A Olimpíada Brasileira de Física nas Escolas Públicas (OBFEP), importante evento nacional de divulgação e iniciação científica que nos últimos cinco anos alcançou aproximadamente 3,2 milhões de crianças e adolescentes de cerca de 3 mil escolas públicas, só acontecerá em 2017, se conseguir levantar recursos nas próximas semanas.
Idealizada em 2009 e desde 2012 realizada a cada ano em escala nacional, a Olimpíada aguarda resposta de sua até aqui única fonte financiadora, o Ministério da Ciência, Tecnologia, Inovação e Comunicações (MCTIC), a um pedido emergencial de R$ 300 mil. Mesmo se for atendido, esse recurso só cobrirá perto da metade do orçamento de R$ 720 mil inicialmente previsto, e já não acolhido pelo ministério.
Em razão disso, os organizadores da OBFEB buscam o apoio de outras instituições públicas que possam contribuir para bancar a importante iniciativa – entre elas, as universidades federais e estaduais baianas.Nesse sentido, o coordenador nacional da Olimpíada, José David Mangueira Viana, professor visitante titular no Instituto de Física da UFBA, e a coordenadora estadual do evento, professora Maria das Graças Martins, também titular no mesmo Instituto, estiveram nesta semana com o reitor João Carlos Salles, que se comprometeu a levar a questão à Associação Nacional dos Dirigentes das Instituições Federais de Ensino Superior (Andifes) e a mobilizar os reitores para assegurar a realização da Olimpíada.

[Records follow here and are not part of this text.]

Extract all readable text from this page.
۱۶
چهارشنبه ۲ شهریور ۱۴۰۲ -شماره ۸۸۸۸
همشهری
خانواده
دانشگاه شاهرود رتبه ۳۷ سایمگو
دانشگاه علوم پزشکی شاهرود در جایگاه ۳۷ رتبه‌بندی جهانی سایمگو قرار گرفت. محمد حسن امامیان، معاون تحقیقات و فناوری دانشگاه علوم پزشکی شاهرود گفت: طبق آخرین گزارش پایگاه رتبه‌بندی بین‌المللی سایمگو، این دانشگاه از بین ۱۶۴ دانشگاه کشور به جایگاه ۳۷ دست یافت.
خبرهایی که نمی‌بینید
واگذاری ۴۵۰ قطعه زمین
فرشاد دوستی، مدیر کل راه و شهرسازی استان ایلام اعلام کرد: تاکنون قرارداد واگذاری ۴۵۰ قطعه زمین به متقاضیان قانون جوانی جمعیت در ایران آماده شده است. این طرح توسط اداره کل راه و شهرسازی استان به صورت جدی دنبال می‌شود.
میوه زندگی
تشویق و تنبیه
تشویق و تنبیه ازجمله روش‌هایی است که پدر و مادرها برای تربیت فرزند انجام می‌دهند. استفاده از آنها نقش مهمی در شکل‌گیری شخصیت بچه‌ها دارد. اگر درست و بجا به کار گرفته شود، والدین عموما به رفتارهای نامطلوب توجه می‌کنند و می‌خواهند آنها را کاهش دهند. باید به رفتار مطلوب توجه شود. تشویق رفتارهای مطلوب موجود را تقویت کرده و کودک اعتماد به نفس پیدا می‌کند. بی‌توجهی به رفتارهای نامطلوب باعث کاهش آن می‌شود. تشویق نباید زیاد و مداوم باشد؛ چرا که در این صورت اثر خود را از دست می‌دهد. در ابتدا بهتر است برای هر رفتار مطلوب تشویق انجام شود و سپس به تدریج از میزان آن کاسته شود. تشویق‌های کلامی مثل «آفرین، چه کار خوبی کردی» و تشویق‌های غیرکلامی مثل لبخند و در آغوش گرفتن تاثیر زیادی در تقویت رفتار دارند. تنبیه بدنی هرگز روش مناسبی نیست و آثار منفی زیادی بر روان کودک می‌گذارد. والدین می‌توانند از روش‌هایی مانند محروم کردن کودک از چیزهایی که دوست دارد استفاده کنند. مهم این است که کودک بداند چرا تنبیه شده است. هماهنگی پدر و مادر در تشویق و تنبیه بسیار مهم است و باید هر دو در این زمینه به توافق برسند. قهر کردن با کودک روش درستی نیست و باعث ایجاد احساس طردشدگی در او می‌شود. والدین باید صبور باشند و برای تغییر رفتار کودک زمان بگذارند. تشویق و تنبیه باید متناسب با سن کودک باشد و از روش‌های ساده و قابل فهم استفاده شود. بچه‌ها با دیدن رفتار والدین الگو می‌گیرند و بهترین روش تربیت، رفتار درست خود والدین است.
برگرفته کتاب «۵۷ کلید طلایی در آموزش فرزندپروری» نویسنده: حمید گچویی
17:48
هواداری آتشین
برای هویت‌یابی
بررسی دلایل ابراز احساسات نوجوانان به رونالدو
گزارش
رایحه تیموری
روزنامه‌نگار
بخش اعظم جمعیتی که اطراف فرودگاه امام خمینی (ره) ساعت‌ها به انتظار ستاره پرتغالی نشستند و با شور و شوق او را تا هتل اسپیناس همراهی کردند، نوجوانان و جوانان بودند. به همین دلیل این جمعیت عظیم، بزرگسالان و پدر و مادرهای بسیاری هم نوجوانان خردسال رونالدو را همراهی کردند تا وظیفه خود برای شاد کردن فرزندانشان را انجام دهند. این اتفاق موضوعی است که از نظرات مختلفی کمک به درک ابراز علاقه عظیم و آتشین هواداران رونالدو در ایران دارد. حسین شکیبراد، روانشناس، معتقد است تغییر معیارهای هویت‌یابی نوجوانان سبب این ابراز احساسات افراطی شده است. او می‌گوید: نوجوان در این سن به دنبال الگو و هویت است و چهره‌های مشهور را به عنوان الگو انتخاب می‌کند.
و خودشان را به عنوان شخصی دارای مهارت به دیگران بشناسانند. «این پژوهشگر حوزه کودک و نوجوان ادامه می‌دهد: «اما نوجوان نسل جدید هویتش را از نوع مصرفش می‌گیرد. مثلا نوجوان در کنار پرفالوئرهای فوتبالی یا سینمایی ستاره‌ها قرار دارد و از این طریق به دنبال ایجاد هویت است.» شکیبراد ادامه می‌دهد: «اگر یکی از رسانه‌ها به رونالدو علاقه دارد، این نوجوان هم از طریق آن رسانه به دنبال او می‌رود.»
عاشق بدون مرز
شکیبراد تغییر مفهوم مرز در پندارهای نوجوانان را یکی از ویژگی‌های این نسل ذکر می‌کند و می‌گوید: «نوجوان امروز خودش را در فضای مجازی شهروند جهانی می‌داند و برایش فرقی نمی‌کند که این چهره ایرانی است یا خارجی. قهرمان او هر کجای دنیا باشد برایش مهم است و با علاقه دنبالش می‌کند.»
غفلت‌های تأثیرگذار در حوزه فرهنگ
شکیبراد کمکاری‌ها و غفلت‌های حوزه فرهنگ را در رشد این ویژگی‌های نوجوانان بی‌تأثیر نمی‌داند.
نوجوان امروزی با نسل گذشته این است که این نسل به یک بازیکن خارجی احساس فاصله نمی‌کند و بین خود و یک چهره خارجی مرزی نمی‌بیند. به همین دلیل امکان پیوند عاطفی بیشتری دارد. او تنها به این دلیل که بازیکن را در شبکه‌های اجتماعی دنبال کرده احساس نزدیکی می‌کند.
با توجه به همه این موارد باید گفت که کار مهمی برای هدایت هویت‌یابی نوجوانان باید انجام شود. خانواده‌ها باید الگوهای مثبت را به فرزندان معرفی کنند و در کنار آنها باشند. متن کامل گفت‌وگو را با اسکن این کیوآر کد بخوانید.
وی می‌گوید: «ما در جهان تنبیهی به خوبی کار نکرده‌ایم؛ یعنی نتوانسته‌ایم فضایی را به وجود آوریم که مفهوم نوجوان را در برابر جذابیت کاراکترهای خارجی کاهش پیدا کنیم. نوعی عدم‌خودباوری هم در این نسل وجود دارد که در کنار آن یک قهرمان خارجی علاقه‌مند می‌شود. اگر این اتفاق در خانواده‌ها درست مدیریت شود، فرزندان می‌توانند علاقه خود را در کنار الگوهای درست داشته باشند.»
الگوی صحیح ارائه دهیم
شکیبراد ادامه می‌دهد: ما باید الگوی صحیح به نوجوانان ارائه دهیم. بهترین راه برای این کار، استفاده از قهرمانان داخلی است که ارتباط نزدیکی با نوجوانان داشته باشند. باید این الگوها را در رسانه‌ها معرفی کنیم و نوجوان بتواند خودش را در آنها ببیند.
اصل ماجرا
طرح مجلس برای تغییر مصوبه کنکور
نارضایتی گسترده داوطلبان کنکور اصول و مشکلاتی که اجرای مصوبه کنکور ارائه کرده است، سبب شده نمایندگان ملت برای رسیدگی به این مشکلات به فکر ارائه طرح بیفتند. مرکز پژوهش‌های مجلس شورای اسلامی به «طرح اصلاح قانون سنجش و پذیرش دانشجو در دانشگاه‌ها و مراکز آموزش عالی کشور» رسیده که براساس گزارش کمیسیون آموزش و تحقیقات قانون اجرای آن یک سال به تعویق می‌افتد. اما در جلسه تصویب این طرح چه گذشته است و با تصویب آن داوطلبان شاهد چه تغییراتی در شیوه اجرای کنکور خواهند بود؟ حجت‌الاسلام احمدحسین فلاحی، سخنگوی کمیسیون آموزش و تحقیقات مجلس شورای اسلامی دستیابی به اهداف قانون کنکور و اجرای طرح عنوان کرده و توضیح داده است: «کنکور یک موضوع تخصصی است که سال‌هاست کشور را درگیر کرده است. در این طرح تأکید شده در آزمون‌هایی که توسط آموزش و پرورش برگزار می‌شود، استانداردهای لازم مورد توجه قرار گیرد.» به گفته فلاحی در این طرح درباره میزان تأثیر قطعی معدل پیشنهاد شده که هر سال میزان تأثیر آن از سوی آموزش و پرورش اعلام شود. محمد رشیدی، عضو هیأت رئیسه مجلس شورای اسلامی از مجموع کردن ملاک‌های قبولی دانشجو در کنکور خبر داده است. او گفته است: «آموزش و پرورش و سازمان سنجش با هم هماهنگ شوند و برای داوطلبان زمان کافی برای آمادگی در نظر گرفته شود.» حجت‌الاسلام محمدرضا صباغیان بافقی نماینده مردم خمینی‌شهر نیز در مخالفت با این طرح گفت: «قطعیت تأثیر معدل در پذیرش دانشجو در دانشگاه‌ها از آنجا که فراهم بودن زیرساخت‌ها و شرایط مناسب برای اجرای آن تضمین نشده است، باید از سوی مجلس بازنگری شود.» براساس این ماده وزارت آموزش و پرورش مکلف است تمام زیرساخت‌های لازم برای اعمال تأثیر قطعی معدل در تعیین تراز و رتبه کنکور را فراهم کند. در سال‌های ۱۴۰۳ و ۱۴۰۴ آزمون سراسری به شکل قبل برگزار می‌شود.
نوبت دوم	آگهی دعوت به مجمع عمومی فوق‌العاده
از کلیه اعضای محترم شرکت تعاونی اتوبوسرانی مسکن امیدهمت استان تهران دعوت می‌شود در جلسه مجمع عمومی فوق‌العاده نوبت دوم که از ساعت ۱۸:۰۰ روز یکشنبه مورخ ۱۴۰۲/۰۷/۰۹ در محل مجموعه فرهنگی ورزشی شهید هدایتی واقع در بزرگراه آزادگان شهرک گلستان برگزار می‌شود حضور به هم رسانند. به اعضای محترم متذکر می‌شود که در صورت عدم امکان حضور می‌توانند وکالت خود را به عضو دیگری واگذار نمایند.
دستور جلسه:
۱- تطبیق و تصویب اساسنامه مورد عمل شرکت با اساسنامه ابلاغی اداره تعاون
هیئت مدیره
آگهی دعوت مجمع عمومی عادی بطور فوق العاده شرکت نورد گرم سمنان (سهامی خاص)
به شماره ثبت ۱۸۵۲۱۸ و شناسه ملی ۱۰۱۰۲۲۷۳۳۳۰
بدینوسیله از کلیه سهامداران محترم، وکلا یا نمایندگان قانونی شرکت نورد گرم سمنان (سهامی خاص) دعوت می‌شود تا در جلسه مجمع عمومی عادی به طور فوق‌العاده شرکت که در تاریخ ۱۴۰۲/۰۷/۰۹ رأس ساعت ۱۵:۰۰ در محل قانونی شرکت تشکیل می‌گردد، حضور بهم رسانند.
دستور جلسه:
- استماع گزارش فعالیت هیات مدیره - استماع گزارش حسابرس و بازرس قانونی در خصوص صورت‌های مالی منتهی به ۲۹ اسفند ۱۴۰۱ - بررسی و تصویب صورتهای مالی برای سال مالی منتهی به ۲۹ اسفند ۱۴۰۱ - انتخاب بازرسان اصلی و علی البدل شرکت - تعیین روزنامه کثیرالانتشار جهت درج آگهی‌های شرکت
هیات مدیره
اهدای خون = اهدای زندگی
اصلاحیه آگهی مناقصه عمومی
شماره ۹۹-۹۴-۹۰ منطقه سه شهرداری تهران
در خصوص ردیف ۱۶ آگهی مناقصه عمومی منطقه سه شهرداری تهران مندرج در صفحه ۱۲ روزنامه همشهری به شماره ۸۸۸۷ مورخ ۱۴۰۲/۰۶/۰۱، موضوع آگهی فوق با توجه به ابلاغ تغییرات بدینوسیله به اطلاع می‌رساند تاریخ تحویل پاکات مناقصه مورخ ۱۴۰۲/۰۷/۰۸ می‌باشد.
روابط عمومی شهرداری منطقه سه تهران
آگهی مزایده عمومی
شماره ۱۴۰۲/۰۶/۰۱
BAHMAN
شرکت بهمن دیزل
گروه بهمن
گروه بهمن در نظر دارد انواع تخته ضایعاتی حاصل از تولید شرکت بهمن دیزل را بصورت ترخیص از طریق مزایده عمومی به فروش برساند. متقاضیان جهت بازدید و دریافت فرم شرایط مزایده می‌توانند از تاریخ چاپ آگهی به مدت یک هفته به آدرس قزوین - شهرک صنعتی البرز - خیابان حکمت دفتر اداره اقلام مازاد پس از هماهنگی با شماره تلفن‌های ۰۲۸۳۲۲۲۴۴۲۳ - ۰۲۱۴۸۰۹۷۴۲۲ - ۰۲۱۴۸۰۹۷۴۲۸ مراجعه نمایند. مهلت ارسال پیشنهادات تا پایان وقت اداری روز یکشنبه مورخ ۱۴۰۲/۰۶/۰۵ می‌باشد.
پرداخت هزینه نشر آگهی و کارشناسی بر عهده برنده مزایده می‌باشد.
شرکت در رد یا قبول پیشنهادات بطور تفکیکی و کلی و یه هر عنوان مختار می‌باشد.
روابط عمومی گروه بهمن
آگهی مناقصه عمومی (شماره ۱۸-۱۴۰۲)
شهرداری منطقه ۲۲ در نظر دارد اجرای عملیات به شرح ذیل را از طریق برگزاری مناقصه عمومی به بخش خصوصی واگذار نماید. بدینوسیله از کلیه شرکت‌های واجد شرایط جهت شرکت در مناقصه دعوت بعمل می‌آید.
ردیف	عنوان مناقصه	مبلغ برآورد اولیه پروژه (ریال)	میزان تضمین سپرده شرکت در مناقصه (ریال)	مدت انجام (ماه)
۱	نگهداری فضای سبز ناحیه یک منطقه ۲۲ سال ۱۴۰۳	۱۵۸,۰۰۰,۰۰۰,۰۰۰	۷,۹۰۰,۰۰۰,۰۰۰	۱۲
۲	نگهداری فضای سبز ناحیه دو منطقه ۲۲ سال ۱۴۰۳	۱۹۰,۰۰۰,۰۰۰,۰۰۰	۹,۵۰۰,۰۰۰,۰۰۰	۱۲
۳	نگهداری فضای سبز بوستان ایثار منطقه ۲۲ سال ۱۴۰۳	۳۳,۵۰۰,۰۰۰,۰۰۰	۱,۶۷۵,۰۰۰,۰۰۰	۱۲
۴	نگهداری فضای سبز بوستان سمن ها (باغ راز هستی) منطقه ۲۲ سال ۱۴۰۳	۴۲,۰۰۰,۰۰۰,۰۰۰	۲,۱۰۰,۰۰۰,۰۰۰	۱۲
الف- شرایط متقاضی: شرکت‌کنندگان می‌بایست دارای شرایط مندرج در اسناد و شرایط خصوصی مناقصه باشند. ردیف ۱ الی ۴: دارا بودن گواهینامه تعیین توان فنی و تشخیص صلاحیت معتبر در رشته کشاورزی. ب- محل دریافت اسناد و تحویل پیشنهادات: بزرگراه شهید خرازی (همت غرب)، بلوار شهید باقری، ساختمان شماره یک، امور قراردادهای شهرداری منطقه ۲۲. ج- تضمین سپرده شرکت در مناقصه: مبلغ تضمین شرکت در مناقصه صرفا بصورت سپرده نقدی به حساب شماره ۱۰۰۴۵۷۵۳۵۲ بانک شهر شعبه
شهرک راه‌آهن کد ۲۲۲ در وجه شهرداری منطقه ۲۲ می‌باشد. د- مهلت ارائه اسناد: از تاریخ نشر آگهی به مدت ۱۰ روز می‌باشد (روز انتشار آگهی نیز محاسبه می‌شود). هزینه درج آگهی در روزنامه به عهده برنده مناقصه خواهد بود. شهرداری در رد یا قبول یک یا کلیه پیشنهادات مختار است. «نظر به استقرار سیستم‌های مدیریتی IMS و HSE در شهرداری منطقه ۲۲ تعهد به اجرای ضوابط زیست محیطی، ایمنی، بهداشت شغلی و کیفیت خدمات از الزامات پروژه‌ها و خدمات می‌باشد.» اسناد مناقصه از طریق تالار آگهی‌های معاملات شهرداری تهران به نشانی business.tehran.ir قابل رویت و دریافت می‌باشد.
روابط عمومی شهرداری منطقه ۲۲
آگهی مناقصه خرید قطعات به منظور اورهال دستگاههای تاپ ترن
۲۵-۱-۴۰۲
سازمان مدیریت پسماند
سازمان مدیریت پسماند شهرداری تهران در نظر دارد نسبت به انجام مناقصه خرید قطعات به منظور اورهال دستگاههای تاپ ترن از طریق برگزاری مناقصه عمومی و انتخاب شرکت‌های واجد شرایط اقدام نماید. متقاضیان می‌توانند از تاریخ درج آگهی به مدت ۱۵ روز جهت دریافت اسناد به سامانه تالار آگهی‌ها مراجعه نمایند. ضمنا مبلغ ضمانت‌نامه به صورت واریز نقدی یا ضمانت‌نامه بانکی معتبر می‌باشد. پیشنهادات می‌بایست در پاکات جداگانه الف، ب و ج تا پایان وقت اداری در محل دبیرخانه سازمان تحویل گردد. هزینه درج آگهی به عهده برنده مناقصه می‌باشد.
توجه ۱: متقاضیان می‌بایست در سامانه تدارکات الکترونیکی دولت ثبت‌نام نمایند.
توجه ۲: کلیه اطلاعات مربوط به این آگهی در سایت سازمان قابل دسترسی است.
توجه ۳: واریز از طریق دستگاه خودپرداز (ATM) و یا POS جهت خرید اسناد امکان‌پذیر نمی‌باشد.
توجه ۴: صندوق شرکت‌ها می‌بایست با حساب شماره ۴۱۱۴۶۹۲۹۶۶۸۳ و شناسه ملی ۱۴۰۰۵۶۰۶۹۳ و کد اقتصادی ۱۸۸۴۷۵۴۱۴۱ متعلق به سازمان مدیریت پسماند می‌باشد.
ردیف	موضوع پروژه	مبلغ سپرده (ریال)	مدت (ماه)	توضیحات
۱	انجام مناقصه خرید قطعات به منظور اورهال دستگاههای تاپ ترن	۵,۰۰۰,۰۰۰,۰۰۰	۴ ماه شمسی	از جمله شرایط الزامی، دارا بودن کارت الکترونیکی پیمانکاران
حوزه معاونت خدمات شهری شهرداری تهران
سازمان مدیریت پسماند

Realizada pela Sociedade Brasileira de Física (SBF), a OBFEP é uma competição entre jovens de escolas públicas, entre o 9º ano do fundamental e o 3º ano do ensino médio, em que o que está em jogo não é simplesmente ganhar ou perder. A olimpíada vem sendo uma daquelas escassas oportunidades que a rede pública de ensino básico oferece aos estudantes, fora dos limites da sala de aula, de despertar para o conhecimento científico, desenvolver o raciocínio abstrato e experimental, entrar em contato com colegas de outras escolas e conhecer outras instituições de ensino e até mesmo universidades.
Em 2012, primeiro ano em que a competição foi realizada nacionalmente, 1,2 milhão de alunos participaram. A partir de 2013, o máximo de inscrições foi limitado a 500 mil por ano. No ano passado, a olimpíada custou ao MCTIC aproximadamente R$ 600 mil. “É um projeto vitorioso. Se você fizer a conta, estamos falando em um gasto de R$ 1,20 por aluno, que gera resultados e legado enormes”, resume José David, originário da Universidade de Brasília (UnB) e seu professor emérito.
A olimpíada é coordenada localmente por docentes de universidades ou institutos federais, que trabalham voluntariamente no projeto. A quase totalidade dos recursos é empregada na elaboração e transporte das provas, na confecção de kits para realização da fase experimental dos exames, na produção de eventos de premiação, medalhas, troféus e camisetas, na edição de livros de questões atualizadas, respondidas e comentadas, e também na divulgação do evento, por meio de sites, redes sociais e cartazes. Há ainda a promoção de concursos de desenhos entre os inscritos, tendo sempre o universo da física como tema.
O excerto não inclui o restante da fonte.